Letter to the Editor

Opinions

CW: Ableism

Editor,

I despair to see yet another article cast an infantilized autistic other as the burden of allistic (or non-autistic) people in my name. This allistic self-congratulation for not being autistic is as far as could be from a healthy relationship between autistic and allistic people, and it is time it was supplanted with a model in which autistic people lead and allistic people follow as we build a post-ability world.

I fear that many allistic peoples’ own false assumptions about mental ability and intelligence has obscured a straightforward relationship of oppression. “Since autistic people are too stupid to lead their own lives and uniquely need charity,” I imagine the argument going, “it is we, we rational independent animals, who need to make sure nobody calls them a retard.” But autistic people are not too stupid to lead either their own lives or a political movement; and conversely, no allistic person is independent of her society or any more rational than autistic people, either. The allistic person and I depend just as much on society; the difference is that the specific machinery built, the way we as a society have decided to structure meetings and jobs and bathing, is much more comfortable to her than to me, and I want to do something about that, and she does not.

Almost every social justice space I’ve been in has carried with it the assumption that autistic people cannot think or act for themselves in a way that improves their society. This is unequivocally false; universally the autistic people I meet have sympathetic and nuanced political stances on ability. Allistic people, on the other hand, are always too busy enjoying the distance between themselves and autistic people to do much good; they’re convinced beyond rational investigation of an unbridgeable gap between themselves and autistic people, an irreducible and meaningful difference.

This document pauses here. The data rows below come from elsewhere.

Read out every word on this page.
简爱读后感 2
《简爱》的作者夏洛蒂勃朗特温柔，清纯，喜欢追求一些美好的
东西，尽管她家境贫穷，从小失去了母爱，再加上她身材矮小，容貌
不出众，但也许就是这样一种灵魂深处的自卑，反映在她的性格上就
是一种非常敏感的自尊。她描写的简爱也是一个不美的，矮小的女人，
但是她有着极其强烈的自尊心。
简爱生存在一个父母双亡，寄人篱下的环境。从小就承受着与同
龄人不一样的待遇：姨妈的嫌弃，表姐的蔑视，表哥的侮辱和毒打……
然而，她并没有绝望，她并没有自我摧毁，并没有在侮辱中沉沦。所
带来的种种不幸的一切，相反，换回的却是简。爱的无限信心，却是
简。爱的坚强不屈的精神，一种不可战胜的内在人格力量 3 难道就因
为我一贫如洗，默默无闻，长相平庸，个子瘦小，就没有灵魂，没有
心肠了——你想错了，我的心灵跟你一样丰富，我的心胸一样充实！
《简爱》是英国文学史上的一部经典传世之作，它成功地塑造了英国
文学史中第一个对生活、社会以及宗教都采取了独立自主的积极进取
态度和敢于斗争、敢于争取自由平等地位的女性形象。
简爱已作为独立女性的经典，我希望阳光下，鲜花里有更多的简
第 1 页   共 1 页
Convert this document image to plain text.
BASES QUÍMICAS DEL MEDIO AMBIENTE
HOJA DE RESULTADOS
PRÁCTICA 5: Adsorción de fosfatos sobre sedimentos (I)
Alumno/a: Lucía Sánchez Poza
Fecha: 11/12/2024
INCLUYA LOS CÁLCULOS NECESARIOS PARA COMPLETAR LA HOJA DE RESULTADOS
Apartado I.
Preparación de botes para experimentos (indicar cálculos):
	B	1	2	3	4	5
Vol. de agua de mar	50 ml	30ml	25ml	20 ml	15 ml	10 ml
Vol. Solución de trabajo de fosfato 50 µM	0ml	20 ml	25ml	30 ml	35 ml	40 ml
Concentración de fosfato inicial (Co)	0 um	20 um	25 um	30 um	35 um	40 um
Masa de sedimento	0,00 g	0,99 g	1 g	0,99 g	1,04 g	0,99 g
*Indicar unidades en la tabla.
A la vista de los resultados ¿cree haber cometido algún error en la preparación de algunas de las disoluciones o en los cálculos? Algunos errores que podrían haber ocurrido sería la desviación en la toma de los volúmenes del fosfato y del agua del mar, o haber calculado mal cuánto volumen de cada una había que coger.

There is no such difference. I do funny little dances when talking to others; I have trouble showering and have a different approach to coursework than my allistic peers; I bite my nails to the quick, and I love absolutely myself. Allistic people gape, they point, they fasten onto anything that can help them pretend they’re invisible, they’re private, they have full control of their bodies. It is pathetic. They are allistic people who are the freaks, and we had better all hope they start to grow up.